1.5. Het verzoek is op de zitting 8 september 2025 behandeld. Op die zitting verscheen de bewindvoerder. De [schuldenaar] is, ondanks correcte oproeping en zonder opgaaf van redenen, niet verschenen.
1.6. De rechtbank heeft de uitspraak bepaald op vandaag.
2 De beoordeling
2.1. Van personen die zijn toegelaten tot de WSNP wordt verwacht dat zij zich maximaal inspannen om te voldoen aan de daaraan verbonden verplichtingen. Deze verplichtingen bestaan (samengevat) uit het verstrekken van voldoende informatie aan de bewindvoerder, de inspanning om fulltime betaald te werken of aantoonbaar te solliciteren naar betaald fulltime werk, het niet laten ontstaan van nieuwe schulden en het afdragen van een bepaald deel van het inkomen aan de boedel.

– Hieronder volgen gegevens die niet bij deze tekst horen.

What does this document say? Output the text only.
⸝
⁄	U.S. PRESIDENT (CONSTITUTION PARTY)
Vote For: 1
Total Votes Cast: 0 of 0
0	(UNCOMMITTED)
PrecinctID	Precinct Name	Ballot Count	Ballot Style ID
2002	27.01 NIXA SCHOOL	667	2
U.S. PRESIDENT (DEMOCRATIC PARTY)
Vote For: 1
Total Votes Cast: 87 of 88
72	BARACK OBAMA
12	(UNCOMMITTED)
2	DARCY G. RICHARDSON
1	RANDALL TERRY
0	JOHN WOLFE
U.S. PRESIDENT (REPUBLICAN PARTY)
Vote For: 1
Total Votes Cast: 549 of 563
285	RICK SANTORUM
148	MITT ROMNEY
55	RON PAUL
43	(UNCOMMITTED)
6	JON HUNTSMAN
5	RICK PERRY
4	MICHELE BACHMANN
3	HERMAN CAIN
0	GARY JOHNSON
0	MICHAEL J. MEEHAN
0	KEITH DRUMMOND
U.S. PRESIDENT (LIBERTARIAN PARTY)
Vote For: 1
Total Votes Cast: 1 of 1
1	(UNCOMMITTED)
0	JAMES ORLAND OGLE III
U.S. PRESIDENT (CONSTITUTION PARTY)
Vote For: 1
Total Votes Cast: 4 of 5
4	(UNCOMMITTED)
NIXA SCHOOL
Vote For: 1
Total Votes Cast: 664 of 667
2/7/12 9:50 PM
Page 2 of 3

2.2 De rechtbank moet beoordelen of er feiten en omstandigheden bekend zijn geworden die op het tijdstip van de indiening van het verzoek tot toelating tot de WSNP reeds bestonden en die reden zouden zijn geweest het verzoek af te wijzen.
2.3 De [schuldenaar] is niet op de zitting verschenen terwijl hij wel op de juiste manier is opgeroepen. Hij heeft ook niet (van tevoren) uitgelegd wat hiervan de reden is. Dat betekent dat de [schuldenaar] ervoor heeft gekozen niet toe te lichten waarom hij hetgeen hem wordt tegengeworpen niet heeft gemeld op de toelatingszitting. De rechtbank stelt daarom op basis van de stukken en wat op de zitting met de bewindvoerder is besproken vast dat inderdaad sprake is bekend geworden feiten en omstandigheden die op het tijdstip van de indiening van het verzoek tot toelating tot de WSNP reeds bestonden en die reden zouden zijn geweest het verzoek af te wijzen. De [schuldenaar] drijft sinds 1 april 2023 heimelijk een onderneming en heeft de daaruit gegenereerde inkomsten bewust buiten het zicht van de gemeente (in verband met zijn Participatiewet-uitkering) én de rechtbank geprobeerd te houden.
2.4 De rechtbank is van oordeel dat deze verwijten zo ernstig zijn dat de regeling tussentijds moet worden beëindigd. De rechtbank zal het verzoek van de bewindvoerder daarom toewijzen.
2.5 De rechtbank zal de vergoeding van de bewindvoerder vaststellen.
3 De beslissing
De rechtbank:
-
beëindigt de schuldsaneringsregeling tussentijds;
-
stelt de vergoeding van de bewindvoerder vast op € 3.029,03 (inclusief de verschuldigde omzetbelasting), voor zover de boedel toereikend is;
-
geeft opdracht aan de bewindvoerder om een eventueel resterend boedelsaldo -na voldoening van de vergoeding van de bewindvoerder en de kosten- te verdelen onder de schuldeisers.
Dit is de beslissing van mr. L. Mundt, rechter, in samenwerking met C.R. Cortenbach-van der Lek LL.B., griffier. Deze beslissing is in het openbaar uitgesproken op 15 september 2025.
Wat kunt u doen als u het niet eens bent met deze uitspraak? Tegen deze uitspraak kan degene die dat volgens de Faillissementswet mag gedurende acht dagen na de dag van deze uitspraak hoger beroep instellen. Dat kan door een advocaat een verzoekschrift in te laten dienen bij de griffie van het gerechtshof in Den Haag.